Impressive leaps forward have been made across Distribution System Operator (DSO) led local flexibility markets in recent years, and 2021 was no exception. £30 million worth of contracts was awarded by UKPN, with two-thirds of the capacity coming from EV batteries and smart charging.
The initial success of these markets has been the result of a few key ingredients including industry-led standardisation efforts spearheaded by the ENA’s Open Networks project, high levels of engagement with potential flexibility service providers (Flex Providers), and continued digitalisation. This final piece is responsible for introducing greater visibility to local flexibility markets, which has been a clear driver in their development and scale.
Unlike in other flexibility markets, the highly locational nature of DSO markets means that assets must be positioned in sometimes very small geographically constrained areas to provide flexibility services. As a result, the visibility of data, such as where the flexibility service is required in addition to what type of service is needed, the technical requirements, contracts available, and length and value, have all been key to driving participation from Flex Providers.
Across local flexibility markets, different approaches have been used to achieve this visibility. Independent marketplaces have made use of maps, whereby the locational constraints are clearly visible and searchable, and provide a user-friendly interface that highlights the important data behind each opportunity. Visibility is equally important for the other side of the market, DSOs. Marketplaces again have played a key role in doing away with the requirement for DSOs to individually find and connect with potential assets able to provide flexibility services, with maps serving as distributed asset registers of the Flex Provider assets that qualify and bid to provide flexibility services to DSOs.
Yet to achieve net zero at a national scale, we know the challenge is far from over. By 2050 we will need to be capturing whole-system efficiencies from a forecasted 60GW of flexible capacity. As such, the investment needed to secure the flexibility required in the right locations, from the right type of assets, and for the right kind of services is significant. However, here lies a problem.
Flex Providers must be able to stack multiple revenue streams in order to build the investment cases for these assets. Consequently, there is a rapidly growing need to no longer consider and develop flexibility markets, such as local DSO markets, in isolation from each other.

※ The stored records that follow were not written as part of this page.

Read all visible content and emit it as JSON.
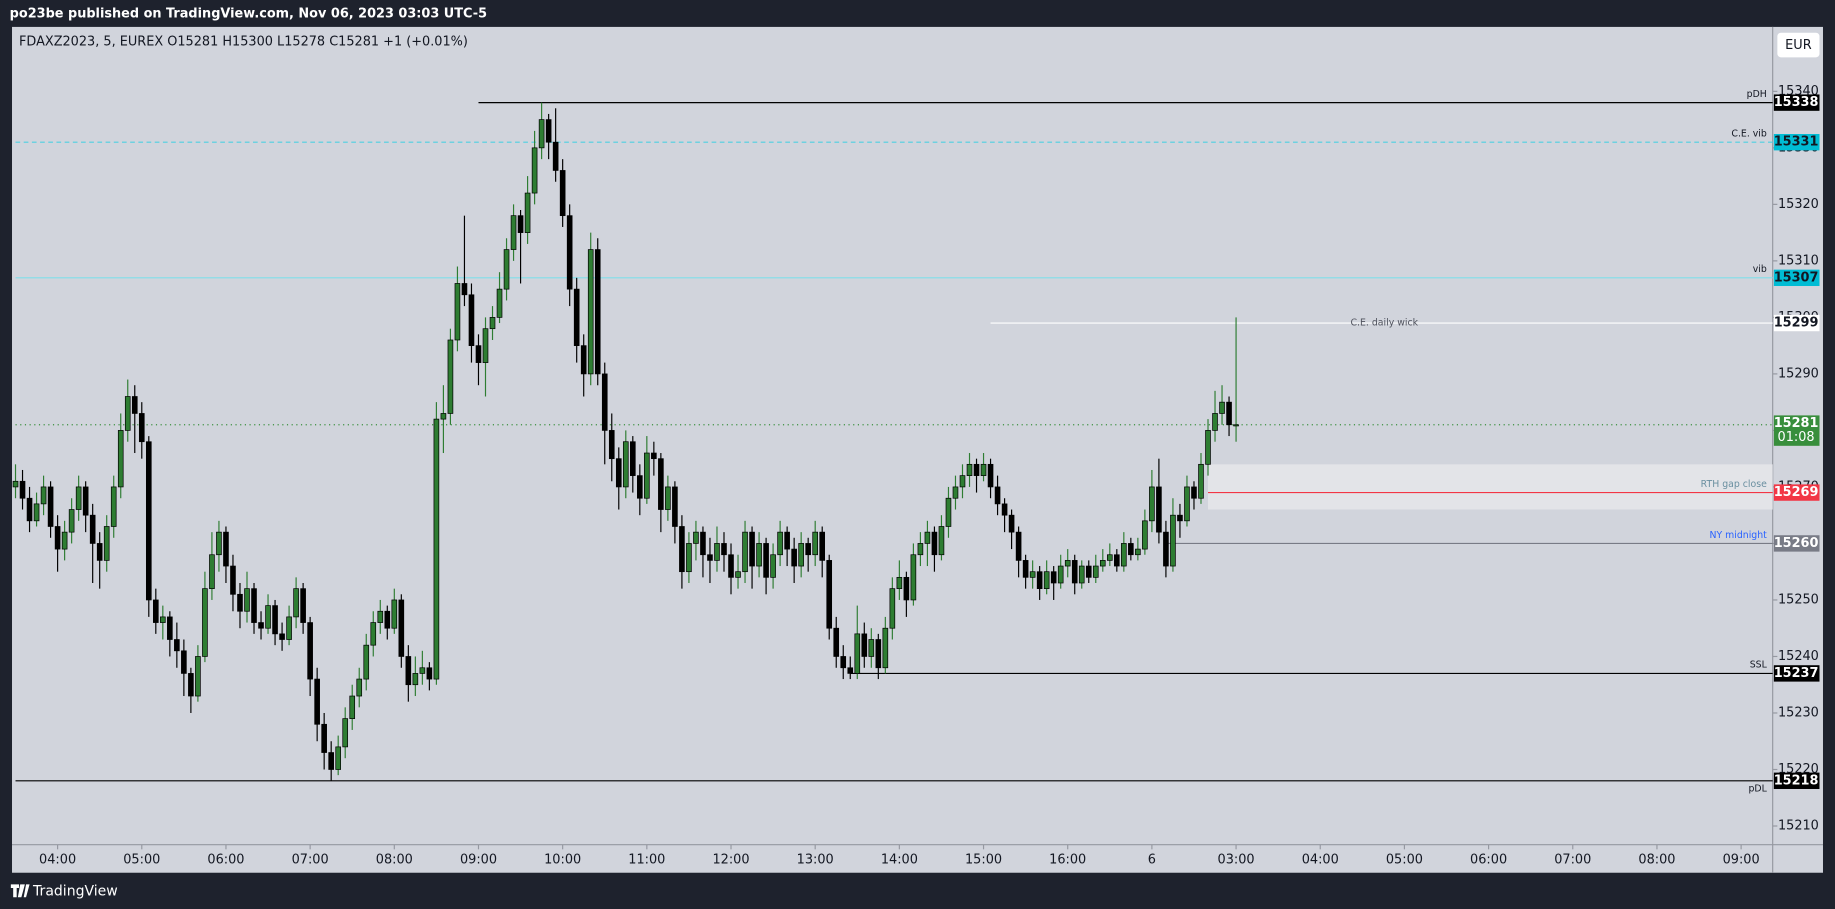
{
  "header": {
    "publisher": "po23be published on TradingView.com, Nov 06, 2023 03:03 UTC-5"
  },
  "footer": {
    "brand": "TradingView"
  },
  "chart_data": {
    "type": "candlestick",
    "legend": "FDAXZ2023, 5, EUREX  O15281  H15300  L15278  C15281  +1 (+0.01%)",
    "currency": "EUR",
    "up_color": "#2e7d32",
    "down_color": "#000000",
    "xlim": [
      -0.5,
      250.5
    ],
    "xticks": [
      {
        "value": 6,
        "label": "04:00"
      },
      {
        "value": 18,
        "label": "05:00"
      },
      {
        "value": 30,
        "label": "06:00"
      },
      {
        "value": 42,
        "label": "07:00"
      },
      {
        "value": 54,
        "label": "08:00"
      },
      {
        "value": 66,
        "label": "09:00"
      },
      {
        "value": 78,
        "label": "10:00"
      },
      {
        "value": 90,
        "label": "11:00"
      },
      {
        "value": 102,
        "label": "12:00"
      },
      {
        "value": 114,
        "label": "13:00"
      },
      {
        "value": 126,
        "label": "14:00"
      },
      {
        "value": 138,
        "label": "15:00"
      },
      {
        "value": 150,
        "label": "16:00"
      },
      {
        "value": 162,
        "label": "6"
      },
      {
        "value": 174,
        "label": "03:00"
      },
      {
        "value": 186,
        "label": "04:00"
      },
      {
        "value": 198,
        "label": "05:00"
      },
      {
        "value": 210,
        "label": "06:00"
      },
      {
        "value": 222,
        "label": "07:00"
      },
      {
        "value": 234,
        "label": "08:00"
      },
      {
        "value": 246,
        "label": "09:00"
      }
    ],
    "ylim": [
      15206.7,
      15351.4
    ],
    "yticks": [
      15210,
      15220,
      15230,
      15240,
      15250,
      15260,
      15270,
      15280,
      15290,
      15300,
      15310,
      15320,
      15330,
      15340
    ],
    "ohlc": [
      [
        15270,
        15274,
        15268,
        15271
      ],
      [
        15271,
        15273,
        15266,
        15268
      ],
      [
        15268,
        15270,
        15262,
        15264
      ],
      [
        15264,
        15269,
        15263,
        15267
      ],
      [
        15267,
        15272,
        15265,
        15270
      ],
      [
        15270,
        15271,
        15261,
        15263
      ],
      [
        15263,
        15265,
        15255,
        15259
      ],
      [
        15259,
        15264,
        15257,
        15262
      ],
      [
        15262,
        15268,
        15260,
        15266
      ],
      [
        15266,
        15272,
        15264,
        15270
      ],
      [
        15270,
        15271,
        15262,
        15265
      ],
      [
        15265,
        15267,
        15253,
        15260
      ],
      [
        15260,
        15262,
        15252,
        15257
      ],
      [
        15257,
        15265,
        15255,
        15263
      ],
      [
        15263,
        15272,
        15261,
        15270
      ],
      [
        15270,
        15283,
        15268,
        15280
      ],
      [
        15280,
        15289,
        15278,
        15286
      ],
      [
        15286,
        15288,
        15276,
        15283
      ],
      [
        15283,
        15285,
        15275,
        15278
      ],
      [
        15278,
        15279,
        15247,
        15250
      ],
      [
        15250,
        15252,
        15244,
        15246
      ],
      [
        15246,
        15249,
        15243,
        15247
      ],
      [
        15247,
        15248,
        15240,
        15243
      ],
      [
        15243,
        15246,
        15238,
        15241
      ],
      [
        15241,
        15243,
        15233,
        15237
      ],
      [
        15237,
        15238,
        15230,
        15233
      ],
      [
        15233,
        15242,
        15232,
        15240
      ],
      [
        15240,
        15255,
        15239,
        15252
      ],
      [
        15252,
        15262,
        15250,
        15258
      ],
      [
        15258,
        15264,
        15255,
        15262
      ],
      [
        15262,
        15263,
        15253,
        15256
      ],
      [
        15256,
        15258,
        15248,
        15251
      ],
      [
        15251,
        15253,
        15245,
        15248
      ],
      [
        15248,
        15255,
        15246,
        15252
      ],
      [
        15252,
        15253,
        15244,
        15246
      ],
      [
        15246,
        15248,
        15243,
        15245
      ],
      [
        15245,
        15251,
        15244,
        15249
      ],
      [
        15249,
        15250,
        15242,
        15244
      ],
      [
        15244,
        15246,
        15241,
        15243
      ],
      [
        15243,
        15249,
        15242,
        15247
      ],
      [
        15247,
        15254,
        15245,
        15252
      ],
      [
        15252,
        15253,
        15244,
        15246
      ],
      [
        15246,
        15247,
        15233,
        15236
      ],
      [
        15236,
        15238,
        15225,
        15228
      ],
      [
        15228,
        15230,
        15220,
        15223
      ],
      [
        15223,
        15225,
        15218,
        15220
      ],
      [
        15220,
        15226,
        15219,
        15224
      ],
      [
        15224,
        15231,
        15222,
        15229
      ],
      [
        15229,
        15235,
        15227,
        15233
      ],
      [
        15233,
        15238,
        15231,
        15236
      ],
      [
        15236,
        15244,
        15234,
        15242
      ],
      [
        15242,
        15248,
        15240,
        15246
      ],
      [
        15246,
        15250,
        15244,
        15248
      ],
      [
        15248,
        15249,
        15243,
        15245
      ],
      [
        15245,
        15252,
        15244,
        15250
      ],
      [
        15250,
        15251,
        15238,
        15240
      ],
      [
        15240,
        15242,
        15232,
        15235
      ],
      [
        15235,
        15240,
        15233,
        15237
      ],
      [
        15237,
        15241,
        15235,
        15238
      ],
      [
        15238,
        15239,
        15234,
        15236
      ],
      [
        15236,
        15285,
        15235,
        15282
      ],
      [
        15282,
        15288,
        15276,
        15283
      ],
      [
        15283,
        15298,
        15281,
        15296
      ],
      [
        15296,
        15309,
        15294,
        15306
      ],
      [
        15306,
        15318,
        15302,
        15304
      ],
      [
        15304,
        15306,
        15292,
        15295
      ],
      [
        15295,
        15297,
        15288,
        15292
      ],
      [
        15292,
        15300,
        15286,
        15298
      ],
      [
        15298,
        15302,
        15296,
        15300
      ],
      [
        15300,
        15308,
        15299,
        15305
      ],
      [
        15305,
        15314,
        15303,
        15312
      ],
      [
        15312,
        15320,
        15310,
        15318
      ],
      [
        15318,
        15319,
        15306,
        15315
      ],
      [
        15315,
        15325,
        15313,
        15322
      ],
      [
        15322,
        15333,
        15320,
        15330
      ],
      [
        15330,
        15338,
        15328,
        15335
      ],
      [
        15335,
        15336,
        15328,
        15331
      ],
      [
        15331,
        15337,
        15324,
        15326
      ],
      [
        15326,
        15328,
        15316,
        15318
      ],
      [
        15318,
        15320,
        15302,
        15305
      ],
      [
        15305,
        15307,
        15292,
        15295
      ],
      [
        15295,
        15297,
        15286,
        15290
      ],
      [
        15290,
        15315,
        15288,
        15312
      ],
      [
        15312,
        15314,
        15288,
        15290
      ],
      [
        15290,
        15292,
        15274,
        15280
      ],
      [
        15280,
        15283,
        15271,
        15275
      ],
      [
        15275,
        15277,
        15266,
        15270
      ],
      [
        15270,
        15280,
        15268,
        15278
      ],
      [
        15278,
        15279,
        15269,
        15272
      ],
      [
        15272,
        15274,
        15265,
        15268
      ],
      [
        15268,
        15279,
        15267,
        15276
      ],
      [
        15276,
        15278,
        15272,
        15275
      ],
      [
        15275,
        15276,
        15262,
        15266
      ],
      [
        15266,
        15272,
        15264,
        15270
      ],
      [
        15270,
        15271,
        15260,
        15263
      ],
      [
        15263,
        15265,
        15252,
        15255
      ],
      [
        15255,
        15262,
        15253,
        15260
      ],
      [
        15260,
        15264,
        15257,
        15262
      ],
      [
        15262,
        15263,
        15254,
        15258
      ],
      [
        15258,
        15261,
        15253,
        15257
      ],
      [
        15257,
        15263,
        15255,
        15260
      ],
      [
        15260,
        15262,
        15255,
        15258
      ],
      [
        15258,
        15260,
        15251,
        15254
      ],
      [
        15254,
        15258,
        15252,
        15255
      ],
      [
        15255,
        15264,
        15253,
        15262
      ],
      [
        15262,
        15263,
        15252,
        15256
      ],
      [
        15256,
        15262,
        15254,
        15260
      ],
      [
        15260,
        15261,
        15251,
        15254
      ],
      [
        15254,
        15260,
        15252,
        15258
      ],
      [
        15258,
        15264,
        15256,
        15262
      ],
      [
        15262,
        15263,
        15256,
        15259
      ],
      [
        15259,
        15261,
        15253,
        15256
      ],
      [
        15256,
        15262,
        15254,
        15260
      ],
      [
        15260,
        15261,
        15255,
        15258
      ],
      [
        15258,
        15264,
        15256,
        15262
      ],
      [
        15262,
        15263,
        15254,
        15257
      ],
      [
        15257,
        15258,
        15243,
        15245
      ],
      [
        15245,
        15247,
        15238,
        15240
      ],
      [
        15240,
        15242,
        15236,
        15238
      ],
      [
        15238,
        15240,
        15236,
        15237
      ],
      [
        15237,
        15249,
        15236,
        15244
      ],
      [
        15244,
        15246,
        15238,
        15240
      ],
      [
        15240,
        15245,
        15238,
        15243
      ],
      [
        15243,
        15244,
        15236,
        15238
      ],
      [
        15238,
        15247,
        15237,
        15245
      ],
      [
        15245,
        15254,
        15243,
        15252
      ],
      [
        15252,
        15257,
        15250,
        15254
      ],
      [
        15254,
        15255,
        15247,
        15250
      ],
      [
        15250,
        15260,
        15249,
        15258
      ],
      [
        15258,
        15262,
        15256,
        15260
      ],
      [
        15260,
        15264,
        15256,
        15262
      ],
      [
        15262,
        15263,
        15255,
        15258
      ],
      [
        15258,
        15265,
        15257,
        15263
      ],
      [
        15263,
        15270,
        15261,
        15268
      ],
      [
        15268,
        15272,
        15266,
        15270
      ],
      [
        15270,
        15274,
        15268,
        15272
      ],
      [
        15272,
        15276,
        15270,
        15274
      ],
      [
        15274,
        15275,
        15269,
        15272
      ],
      [
        15272,
        15276,
        15271,
        15274
      ],
      [
        15274,
        15275,
        15268,
        15270
      ],
      [
        15270,
        15272,
        15265,
        15267
      ],
      [
        15267,
        15268,
        15262,
        15265
      ],
      [
        15265,
        15266,
        15259,
        15262
      ],
      [
        15262,
        15263,
        15254,
        15257
      ],
      [
        15257,
        15258,
        15252,
        15254
      ],
      [
        15254,
        15257,
        15252,
        15255
      ],
      [
        15255,
        15256,
        15250,
        15252
      ],
      [
        15252,
        15257,
        15251,
        15255
      ],
      [
        15255,
        15256,
        15250,
        15253
      ],
      [
        15253,
        15258,
        15252,
        15256
      ],
      [
        15256,
        15259,
        15254,
        15257
      ],
      [
        15257,
        15258,
        15251,
        15253
      ],
      [
        15253,
        15257,
        15252,
        15256
      ],
      [
        15256,
        15257,
        15253,
        15254
      ],
      [
        15254,
        15258,
        15253,
        15256
      ],
      [
        15256,
        15259,
        15255,
        15257
      ],
      [
        15257,
        15260,
        15256,
        15258
      ],
      [
        15258,
        15259,
        15255,
        15256
      ],
      [
        15256,
        15262,
        15255,
        15260
      ],
      [
        15260,
        15261,
        15257,
        15258
      ],
      [
        15258,
        15261,
        15257,
        15259
      ],
      [
        15259,
        15266,
        15258,
        15264
      ],
      [
        15264,
        15273,
        15262,
        15270
      ],
      [
        15270,
        15275,
        15260,
        15262
      ],
      [
        15262,
        15264,
        15254,
        15256
      ],
      [
        15256,
        15268,
        15255,
        15265
      ],
      [
        15265,
        15267,
        15261,
        15264
      ],
      [
        15264,
        15272,
        15263,
        15270
      ],
      [
        15270,
        15271,
        15266,
        15268
      ],
      [
        15268,
        15276,
        15267,
        15274
      ],
      [
        15274,
        15282,
        15272,
        15280
      ],
      [
        15280,
        15287,
        15278,
        15283
      ],
      [
        15283,
        15288,
        15281,
        15285
      ],
      [
        15285,
        15286,
        15279,
        15281
      ],
      [
        15281,
        15300,
        15278,
        15281
      ]
    ],
    "zone": {
      "low": 15266,
      "high": 15274,
      "from": 170,
      "color": "#e3e4e8"
    },
    "levels": [
      {
        "label": "pDH",
        "value": 15338,
        "color": "#000000",
        "style": "solid",
        "from": 66,
        "badge": "#000000",
        "badge_text": "#ffffff",
        "label_color": "#131722"
      },
      {
        "label": "C.E. vib",
        "value": 15331,
        "color": "#4dd0e1",
        "style": "dashed",
        "from": 0,
        "badge": "#00bcd4",
        "badge_text": "#131722",
        "label_color": "#131722"
      },
      {
        "label": "vib",
        "value": 15307,
        "color": "#80deea",
        "style": "solid",
        "from": 0,
        "badge": "#00bcd4",
        "badge_text": "#131722",
        "label_color": "#131722"
      },
      {
        "label": "C.E. daily wick",
        "value": 15299,
        "color": "#ffffff",
        "style": "solid",
        "from": 139,
        "badge": "#ffffff",
        "badge_text": "#131722",
        "label_color": "#50535e",
        "label_align": "center"
      },
      {
        "value": 15281,
        "color": "#388e3c",
        "style": "dotted",
        "from": 0,
        "badge": "#388e3c",
        "badge_text": "#ffffff",
        "countdown": "01:08"
      },
      {
        "label": "RTH gap close",
        "value": 15269,
        "color": "#f23645",
        "style": "solid",
        "from": 170,
        "badge": "#f23645",
        "badge_text": "#ffffff",
        "label_color": "#6a8fa0"
      },
      {
        "label": "NY midnight",
        "value": 15260,
        "color": "#787b86",
        "style": "solid",
        "from": 164,
        "badge": "#787b86",
        "badge_text": "#ffffff",
        "label_color": "#2962ff"
      },
      {
        "label": "SSL",
        "value": 15237,
        "color": "#000000",
        "style": "solid",
        "from": 119,
        "badge": "#000000",
        "badge_text": "#ffffff",
        "label_color": "#131722"
      },
      {
        "label": "pDL",
        "value": 15218,
        "color": "#000000",
        "style": "solid",
        "from": 0,
        "badge": "#000000",
        "badge_text": "#ffffff",
        "label_color": "#131722",
        "label_pos": "below"
      }
    ]
  }
}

Contract stacking across flexibility markets is being held back as there is not full visibility across all markets. There is a lack of common data formats, qualification processes and unaligned market access rules, which adds complexity to investments and stifles value flowing to where it is needed. As a result, it is more difficult for Flex Providers to build business cases and invest to solve the issues on the system.
To reward the true value of flexibility and deliver contract stacking, every stage of the journey of the flexible service must be digitised and interoperable. Three key aspects include:
- Value assessment: all revenue streams must be brought into play and be visible and transparent to Flex Providers. This is a huge challenge considering the very different mandates, stakeholders and participants for each of the markets/revenue streams
- Qualification: processes for accessing these value streams need to be similarly transparent and accessible. It should be possible for a marketplace to create something akin to a “digital passport”, so Flex Providers can manage their access (and qualification status) to multiple services. This in turn requires a standardised approach to identify assets and Flex Providers that translate between all different kinds of services.

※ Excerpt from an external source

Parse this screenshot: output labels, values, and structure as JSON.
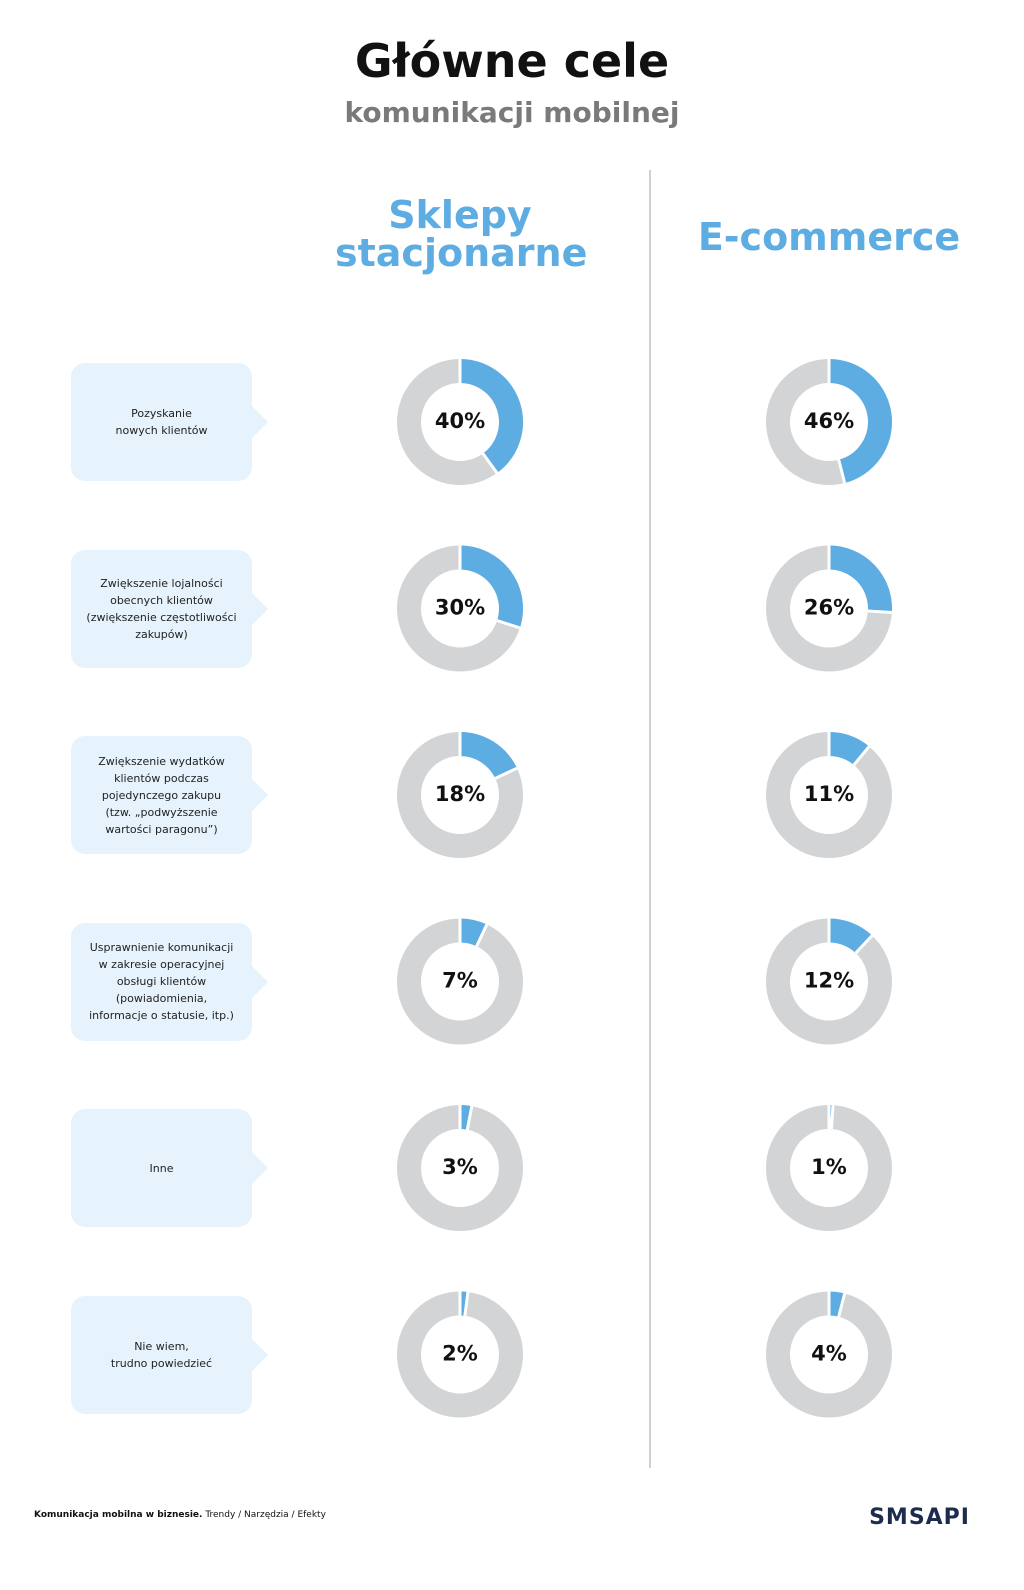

- Operations and Settlement: to provide Flex Providers with choice, standardised approaches to key operational aspects (such as availability declaration, dispatch) and settlement (baselining, performance verification) are essential. Otherwise, the level of bespoke technical systems needed will make it almost impossible to practically align all these markets.
Beyond this, contract alignment, data access – including metering – and decentralised systems are equally central to achieving the visibility needed for revenue stacking. After which, further value can subsequently be derived through enabling DSO/ESO coordination plus the optimisation of service procurement.
In the Smart Systems and Flexibility Plan, BEIS and Ofgem outlined a vision for the mid-2020s whereby flexibility technologies of all types and sizes will have improved access to flexibility markets and be able to stack revenues across multiple sources of value where this enables whole system optimisation. Whilst progress has been made from policies such as the Energy Data Task Force recommendations and the Open Networks project, it is imperative that the industry and companies join together this year to drive the development of common standards across flexibility markets, without which these markets will continue to lack the visibility needed for contract stacking.